I have met many people along the way, people who suffer like me, people who don’t know or care about my illness, those who want to understand but can’t, those that do everything in their power to be there for you and then those who don’t really ‘believe‘ in my disease.

Sorry but it’s time I said something…what does that even mean? My disease is not a fairy you don’t have to believe in it and clap your hands for it to be real.  Or rather is it that you don’t believe that it affects me the way I claim it can?

You see me smile and laugh, I get up I go to work, I don’t spend every minute of every day depressed or crying so it must all be in my head. Or maybe ‘it is just not that bad.’

I get not understanding what is going on with my body , hell I don’t really understand it but that doesn’t make me a liar and it doesn’t make this illness disappear.

I feel each time you roll your eyes into the back of your head when I talk about my disease. I feel your condescending tone when you explain how ‘easy‘ a certain task is. It is not easy for me. Every day brings new challenges that my body doesn’t seem to want me to overcome.
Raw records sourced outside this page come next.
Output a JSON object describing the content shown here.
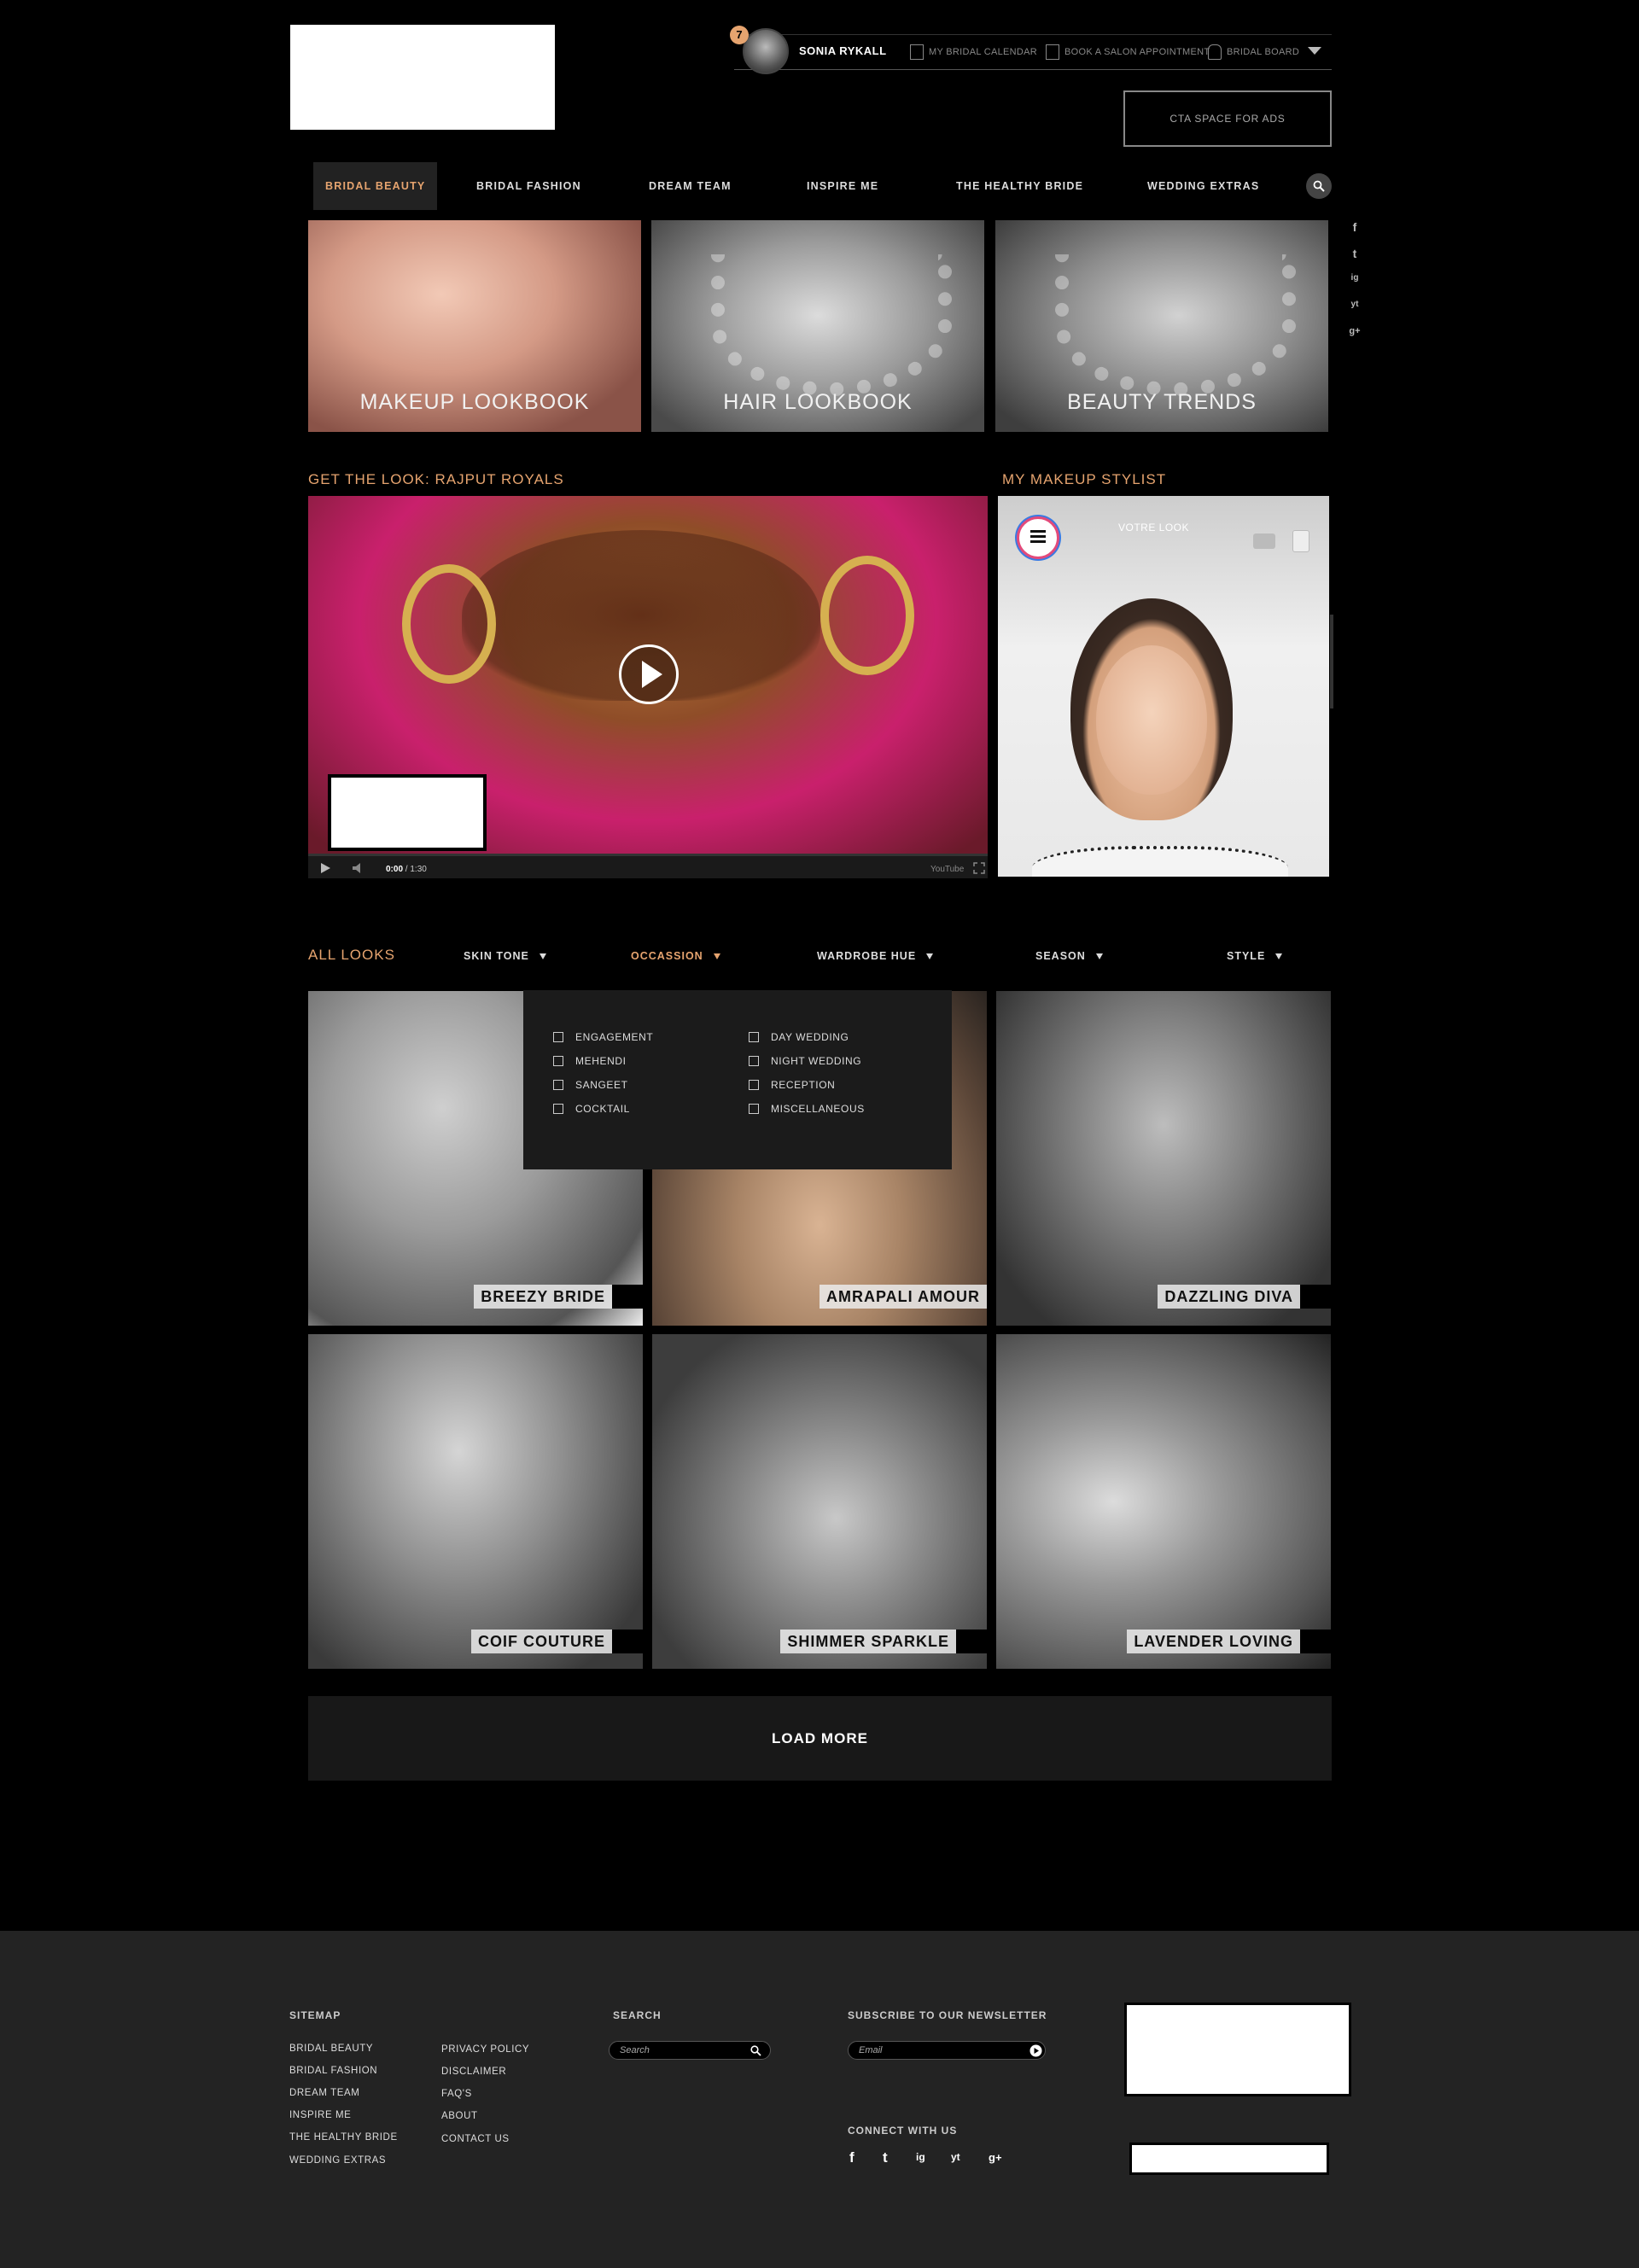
{
  "header": {
    "user": {
      "name": "SONIA RYKALL",
      "notifications": "7"
    },
    "top_links": [
      "MY BRIDAL CALENDAR",
      "BOOK A SALON APPOINTMENT",
      "BRIDAL BOARD"
    ],
    "cta": "CTA SPACE FOR ADS"
  },
  "nav": {
    "items": [
      "BRIDAL BEAUTY",
      "BRIDAL FASHION",
      "DREAM TEAM",
      "INSPIRE ME",
      "THE HEALTHY BRIDE",
      "WEDDING EXTRAS"
    ],
    "active": "BRIDAL BEAUTY"
  },
  "social": [
    "f",
    "t",
    "ig",
    "yt",
    "g+"
  ],
  "lookbooks": [
    "MAKEUP LOOKBOOK",
    "HAIR LOOKBOOK",
    "BEAUTY TRENDS"
  ],
  "video": {
    "title": "GET THE LOOK: RAJPUT ROYALS",
    "time_current": "0:00",
    "time_total": "/ 1:30",
    "brand": "YouTube"
  },
  "stylist": {
    "title": "MY MAKEUP STYLIST",
    "overlay": "VOTRE LOOK"
  },
  "filters": {
    "all_looks": "ALL LOOKS",
    "items": [
      "SKIN TONE",
      "OCCASSION",
      "WARDROBE HUE",
      "SEASON",
      "STYLE"
    ],
    "active": "OCCASSION",
    "occasion_options": [
      "ENGAGEMENT",
      "MEHENDI",
      "SANGEET",
      "COCKTAIL",
      "DAY WEDDING",
      "NIGHT WEDDING",
      "RECEPTION",
      "MISCELLANEOUS"
    ]
  },
  "looks": [
    "BREEZY BRIDE",
    "AMRAPALI AMOUR",
    "DAZZLING DIVA",
    "COIF COUTURE",
    "SHIMMER SPARKLE",
    "LAVENDER LOVING"
  ],
  "load_more": "LOAD MORE",
  "footer": {
    "sitemap_title": "SITEMAP",
    "sitemap_col1": [
      "BRIDAL BEAUTY",
      "BRIDAL FASHION",
      "DREAM TEAM",
      "INSPIRE ME",
      "THE HEALTHY BRIDE",
      "WEDDING EXTRAS"
    ],
    "sitemap_col2": [
      "PRIVACY POLICY",
      "DISCLAIMER",
      "FAQ'S",
      "ABOUT",
      "CONTACT US"
    ],
    "search_title": "SEARCH",
    "search_placeholder": "Search",
    "newsletter_title": "SUBSCRIBE TO OUR NEWSLETTER",
    "email_placeholder": "Email",
    "connect_title": "CONNECT WITH US"
  },
  "colors": {
    "accent": "#e6a46f",
    "background": "#000000",
    "footer": "#232323"
  }
}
I have spent a considerable time of the last 10 years wishing it is all just my imagination. A bad dream, a storyline or a game I had gotten too wrapped up in. Sadly for me this is not the case, it is very real and I don’t need someone to pinch me to prove it’s not just a bad dream.I would love to come to the realisation that I was in some Sci Fi novel where the monster possessed by body causing me pain and I only had a few more chapters to endure and it would be slayed and I would go back to my life. But this isn’t a book or a movie this is my life. I have to live it every day, in pain.

Honestly if you don’t or can’t understand just how much this affects me and others like me I get it. I don’t hold that against you. It’s something I am still trying to get to grips with a decade down the line.

But don’t insult me by saying;

‘I don’t believe it’s that bad’.

‘I don’t believe it effects you that way.’

‘I don’t believe in it.’

This isn’t Santa or the Loughness Monster. My Arthritis is not something for you to debate. It is fact. It is an incurable fact of my life and whilst you might not believe, I have no choice in the matter as I live with it each and every day.

 

You don’t have to believe in ghosts, magic or true love but my disease is not up for discussion. Bear in mind this is not me telling you not to have an opinion, not to have a joke or not to ever doubt that sometimes I am a lazy cow (Cuz I so am) but it is me telling you to get a grip on reality.

I can’t clap my heels three times and wish it was all ok, well I can but nothing will happen. A handsome prince isn’t going to kiss me and cure me so that we can live happily ever after. This is not a Disney Fairy-tale this is life and frankly whether you believe or not it doesn’t make it any less real.